Assessment of Lung Tumor Motion from PET/CT for Personalized Abdominal Compression Decisions In SBRT
Abstract
Purpose
Abdominal compression in lung SBRT aims to reduce respiratory motion, but its benefit varies among patients and may cause discomfort or limited motion reduction. PET/CT, routinely acquired for lung cancer staging, provides high-resolution anatomical (CT) and metabolically averaged functional (PET) information. Respiratory motion–induced blurring and displacement on PET images can be leveraged to estimate tumor motion. This study evaluates whether PET/CT-derived motion metrics can guide patient-specific decisions on abdominal compression in lung SBRT.
Methods
A total of 110 lung SBRT patients with both PET/CT and 4DCT scans were included. Tumor motion magnitudes from PET/CT and 4DCT were compared in left–right (LR), anterior–posterior (AP), superior–inferior (SI), and combined directions.
Results
4DCT and CT/PET motion differences were centered near zero across all directions, indicating good agreement.
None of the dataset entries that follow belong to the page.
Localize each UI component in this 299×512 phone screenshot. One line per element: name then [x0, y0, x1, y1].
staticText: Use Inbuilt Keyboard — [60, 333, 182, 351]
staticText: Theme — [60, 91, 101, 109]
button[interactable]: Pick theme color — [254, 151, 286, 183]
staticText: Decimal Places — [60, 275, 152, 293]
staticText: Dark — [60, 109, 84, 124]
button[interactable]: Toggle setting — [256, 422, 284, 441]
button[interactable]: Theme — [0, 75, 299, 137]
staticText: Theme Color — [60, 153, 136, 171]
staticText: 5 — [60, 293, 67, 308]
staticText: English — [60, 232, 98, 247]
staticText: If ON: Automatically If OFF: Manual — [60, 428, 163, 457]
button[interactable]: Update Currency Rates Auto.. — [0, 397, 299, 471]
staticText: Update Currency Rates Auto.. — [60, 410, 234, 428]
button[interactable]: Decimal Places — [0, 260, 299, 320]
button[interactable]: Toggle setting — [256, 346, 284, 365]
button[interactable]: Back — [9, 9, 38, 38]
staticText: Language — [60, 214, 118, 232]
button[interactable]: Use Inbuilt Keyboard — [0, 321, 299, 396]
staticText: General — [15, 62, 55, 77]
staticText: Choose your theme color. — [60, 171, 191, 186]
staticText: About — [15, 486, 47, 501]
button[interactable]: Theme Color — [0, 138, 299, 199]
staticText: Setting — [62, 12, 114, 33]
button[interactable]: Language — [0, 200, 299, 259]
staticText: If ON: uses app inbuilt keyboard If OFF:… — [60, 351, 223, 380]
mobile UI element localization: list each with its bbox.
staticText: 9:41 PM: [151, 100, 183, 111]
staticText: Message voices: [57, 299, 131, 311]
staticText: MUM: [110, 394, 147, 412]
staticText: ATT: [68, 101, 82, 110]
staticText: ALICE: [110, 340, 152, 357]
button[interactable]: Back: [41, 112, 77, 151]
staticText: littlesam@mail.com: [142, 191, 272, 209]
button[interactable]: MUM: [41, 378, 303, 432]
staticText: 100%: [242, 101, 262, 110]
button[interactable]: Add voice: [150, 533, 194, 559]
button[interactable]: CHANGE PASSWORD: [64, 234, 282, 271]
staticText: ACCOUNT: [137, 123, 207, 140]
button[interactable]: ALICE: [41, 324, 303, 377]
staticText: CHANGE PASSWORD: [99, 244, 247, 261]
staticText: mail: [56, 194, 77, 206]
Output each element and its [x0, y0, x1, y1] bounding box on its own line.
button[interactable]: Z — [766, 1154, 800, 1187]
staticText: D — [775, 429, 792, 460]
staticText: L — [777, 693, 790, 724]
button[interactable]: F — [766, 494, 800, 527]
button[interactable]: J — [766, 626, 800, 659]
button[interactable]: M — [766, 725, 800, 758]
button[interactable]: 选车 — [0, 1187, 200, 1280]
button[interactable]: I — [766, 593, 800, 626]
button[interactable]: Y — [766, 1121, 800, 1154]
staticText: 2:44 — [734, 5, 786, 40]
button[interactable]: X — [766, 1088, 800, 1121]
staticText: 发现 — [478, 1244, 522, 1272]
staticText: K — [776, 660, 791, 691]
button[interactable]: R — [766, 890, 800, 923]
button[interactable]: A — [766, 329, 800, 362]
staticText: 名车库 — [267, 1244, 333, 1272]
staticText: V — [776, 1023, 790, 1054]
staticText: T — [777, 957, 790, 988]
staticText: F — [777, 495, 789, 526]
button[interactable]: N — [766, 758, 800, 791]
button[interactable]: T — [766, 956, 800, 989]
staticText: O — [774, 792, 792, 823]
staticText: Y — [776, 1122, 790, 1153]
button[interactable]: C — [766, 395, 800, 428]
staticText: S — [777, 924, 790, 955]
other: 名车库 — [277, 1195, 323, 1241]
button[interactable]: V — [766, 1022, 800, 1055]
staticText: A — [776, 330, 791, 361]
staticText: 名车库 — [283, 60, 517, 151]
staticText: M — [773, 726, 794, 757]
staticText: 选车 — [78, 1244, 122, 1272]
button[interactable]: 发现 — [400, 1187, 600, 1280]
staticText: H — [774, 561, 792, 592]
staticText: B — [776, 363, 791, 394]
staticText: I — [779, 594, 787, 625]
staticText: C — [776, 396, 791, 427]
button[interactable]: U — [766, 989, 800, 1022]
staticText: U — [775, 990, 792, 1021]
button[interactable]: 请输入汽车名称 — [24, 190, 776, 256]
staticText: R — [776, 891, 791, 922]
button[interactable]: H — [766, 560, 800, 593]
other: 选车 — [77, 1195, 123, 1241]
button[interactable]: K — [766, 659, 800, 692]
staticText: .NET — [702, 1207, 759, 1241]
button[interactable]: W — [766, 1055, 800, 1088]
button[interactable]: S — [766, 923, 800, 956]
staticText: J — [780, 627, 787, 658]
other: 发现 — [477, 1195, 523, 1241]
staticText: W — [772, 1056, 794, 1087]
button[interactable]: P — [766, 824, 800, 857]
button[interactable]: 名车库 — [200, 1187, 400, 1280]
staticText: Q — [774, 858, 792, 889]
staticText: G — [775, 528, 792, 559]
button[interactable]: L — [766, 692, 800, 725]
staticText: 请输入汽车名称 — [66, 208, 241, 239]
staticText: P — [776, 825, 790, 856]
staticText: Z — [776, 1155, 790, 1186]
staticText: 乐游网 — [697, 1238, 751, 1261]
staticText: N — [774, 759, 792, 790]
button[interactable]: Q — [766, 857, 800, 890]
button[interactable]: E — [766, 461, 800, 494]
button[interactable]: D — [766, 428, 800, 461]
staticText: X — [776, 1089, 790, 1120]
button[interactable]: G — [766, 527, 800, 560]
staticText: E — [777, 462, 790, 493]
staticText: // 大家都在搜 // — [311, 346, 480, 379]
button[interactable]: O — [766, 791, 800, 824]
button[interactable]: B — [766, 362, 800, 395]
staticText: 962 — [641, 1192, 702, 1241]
LR differences were tightly clustered within ±0.2 cm; AP differences showed a slightly wider spread but largely remained within ±0.3 cm. SI differences were more variable, with some exceeding 0.5 cm, reflecting dominant respiratory motion. Overall combined differences were small (<0.3–0.4 cm) for most cases. Agreement was highest in LR (97.3% within 3 mm, 100% within 4 mm) and AP (90% within 3 mm, 99.1% within 5 mm). SI agreement was lower (83.6% within 3 mm, 92.7% within 5 mm), consistent with greater motion along this axis. When all directions were combined, 73.6% of cases agreed within 3 mm, 82.7% within 4 mm, and 90.9% within 5 mm.
Conclusion
PET/CT-derived tumor motion shows strong agreement with 4DCT and may provide a practical, patient-specific tool to determine the necessity of abdominal compression in lung SBRT using imaging already acquired in routine care.